If you think L.A.’s had to wait a long time for the fabled Subway to the Sea, you must check out this video from Rachel Maddow in which she looks at the history and current progress of New York City’s 2nd Avenue Subway. This subway would add a much needed transit option in the Eastside of Manhattan – a part of the city that is currently served by only one subway line that carries more passengers than the subways of Chicago, Boston and D.C. combined. The subway line has been proposed since the early 20th century and has had many false starts throughout the years. But now the New York City MTA is beginning the tunnel boring process and Maddow goes underground to see what’s involved in such a process.

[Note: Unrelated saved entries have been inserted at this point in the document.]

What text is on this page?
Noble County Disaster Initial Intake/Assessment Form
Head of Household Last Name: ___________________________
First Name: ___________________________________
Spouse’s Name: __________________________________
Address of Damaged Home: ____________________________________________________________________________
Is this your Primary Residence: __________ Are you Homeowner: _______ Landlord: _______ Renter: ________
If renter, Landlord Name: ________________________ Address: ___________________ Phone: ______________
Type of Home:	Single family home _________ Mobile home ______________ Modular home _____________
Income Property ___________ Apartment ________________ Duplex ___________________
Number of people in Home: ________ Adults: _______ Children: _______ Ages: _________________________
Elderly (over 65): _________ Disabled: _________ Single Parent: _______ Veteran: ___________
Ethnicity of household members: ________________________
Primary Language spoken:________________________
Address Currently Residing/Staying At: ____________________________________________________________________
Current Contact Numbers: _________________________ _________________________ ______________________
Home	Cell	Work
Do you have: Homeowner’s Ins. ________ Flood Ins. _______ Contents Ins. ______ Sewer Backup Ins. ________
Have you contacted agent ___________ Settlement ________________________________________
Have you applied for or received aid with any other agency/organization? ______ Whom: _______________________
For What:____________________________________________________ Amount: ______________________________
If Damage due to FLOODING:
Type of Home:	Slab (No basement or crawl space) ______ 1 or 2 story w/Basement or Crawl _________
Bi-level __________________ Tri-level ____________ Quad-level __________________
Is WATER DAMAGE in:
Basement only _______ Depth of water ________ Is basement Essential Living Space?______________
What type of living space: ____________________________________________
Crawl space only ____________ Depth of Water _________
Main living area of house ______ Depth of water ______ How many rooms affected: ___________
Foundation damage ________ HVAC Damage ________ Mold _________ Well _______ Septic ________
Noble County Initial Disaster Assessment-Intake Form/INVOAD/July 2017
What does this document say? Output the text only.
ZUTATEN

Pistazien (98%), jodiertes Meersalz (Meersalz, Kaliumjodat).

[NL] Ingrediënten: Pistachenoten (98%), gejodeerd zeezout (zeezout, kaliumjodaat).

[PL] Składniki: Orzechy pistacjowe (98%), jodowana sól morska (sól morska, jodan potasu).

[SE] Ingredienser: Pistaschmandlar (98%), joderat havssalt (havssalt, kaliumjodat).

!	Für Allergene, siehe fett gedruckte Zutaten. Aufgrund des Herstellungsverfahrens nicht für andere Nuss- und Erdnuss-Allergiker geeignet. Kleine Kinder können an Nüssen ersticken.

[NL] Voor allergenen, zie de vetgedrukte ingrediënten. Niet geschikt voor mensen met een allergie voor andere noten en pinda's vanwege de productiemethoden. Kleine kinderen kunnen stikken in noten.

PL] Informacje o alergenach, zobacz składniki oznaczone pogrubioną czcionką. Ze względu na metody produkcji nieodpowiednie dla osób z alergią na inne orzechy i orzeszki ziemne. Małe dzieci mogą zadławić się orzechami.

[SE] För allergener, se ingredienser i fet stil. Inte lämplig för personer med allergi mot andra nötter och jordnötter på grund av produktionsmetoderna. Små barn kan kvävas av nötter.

When talking about the importance of the 2nd Avenue Line, the MTA’s president in charge of the construction, Michael Horodniceanu, says, “New York could not exist without its subways. In fact, no metropolis can exist without subways.”
How do you sell alternative transportation? Copenhagenize thinks looking to the worldwide growth in popularity of sushi can be a good place to start. After all, if such a strange dish to western tastes – raw fish on sticky rice couldn’t be more different than a McD’s burger and fries – could find mass appeal, then why not cycling? And for that matter, why not mass transit? Alternative transportation marketers take heed.
When it comes to hundreds of billions of dollars, I only know one thing – it’s a lot of money. So here’s Grist’s breakdown of some of the health costs involved with our auto-centric culture:
$142 billion in obesity-related health care costs and lost wages due to illness. As much as $80 billion in health care costs and premature death caused by air pollution from traffic. A whopping $180 billion from traffic crashes – lost wages, health care costs, property damage, travel delay, legal costs, pain and suffering … do we need to go on?
In a nutshell: a tourist in Utah consults Google Maps for walking directions, the all-knowing algorithm led her astray onto a rural highway “that is not reasonably safe for pedestrians,” and boom, woman is hit by car. And boom, woman is suing Google. Could this story also represent America in a nutshell?